Oh, if you put New Age "spiritualism" into inverted commas then it automatically turns into BS. So you are sure that it is not spiritualism in true sense? Why? What gives you a right to write in this manner?


Edited by mutabor - 11/11/12 at 12:48pm
post #2443 of 21760
Mutabor - I think it's fascinating to have a chance to talk directly with someone that was taught and lived under the old socialist model. When you were growing up, were you exposed to the theory underlying socialism, or was it simply fed to you as Truth by the State? I grew-up on the US side of the Cold War, and so (of course) we heard only about the great "Threat of Communism" that had to be held back from sweeping across the globe. I had little or no history or theory of Marx, etc taught to us until I reached college - and even then, because I wasn't majoring in Political Science/Sociology/etc I did not get much.
post #2444 of 21760
Quote:
Originally Posted by 333jeffery View Post

 

And while I'm here, the 40th anniversary of "Thick as a Brick" is out. The sound quality is most excellent, highly recommended.

 

In your opinion, is it better than the MFSL version?

post #2445 of 21760
Quote:
Originally Posted by billybob_jcv View Post

Mutabor - I think it's fascinating to have a chance to talk directly with someone that was taught and lived under the old socialist model.
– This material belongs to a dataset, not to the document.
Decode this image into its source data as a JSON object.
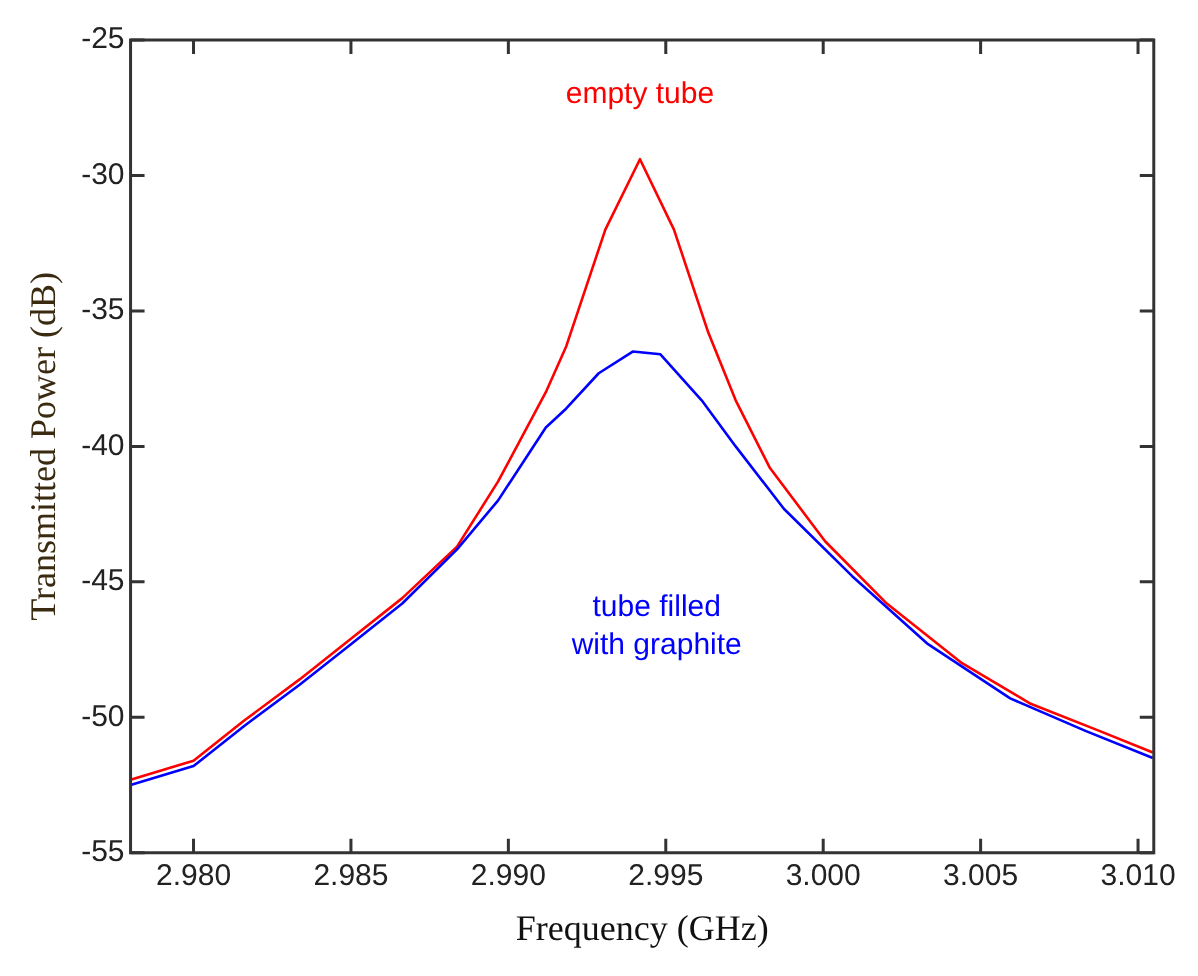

When you were growing up, were you exposed to the theory underlying socialism, or was it simply fed to you as Truth by the State?

 

It was a wall of propaganda on every level. Every student book in school ( from primary to high school) and at the universities was full of quotes of Lenin, Stalin, Marx. Even in such subjects like music they had to tell us what music Lenin listened and stories how he cried over Kreutzer Sonata of Beethoven. We had a special subject where we studied theory of Marxism-Leninism.

 

On science classes we were taught that there was no God and religion was an opium to people and primitive tales from old times. There were numerous books, movies about Lenin. As a child I even loved Lenin. I had to learn poems about him and declared them in front of class. 

 

We couldn't study opposing theories because that kind of literature was banned. 

 

Nowadays it is accepted by the vast majority of our intellectuals that Bolshevik revolution was a tragedy. It's not true that it was Stalin who spoiled great idea. It was Lenin who brought chaos and violence which led to severe Civil War where millions of people died.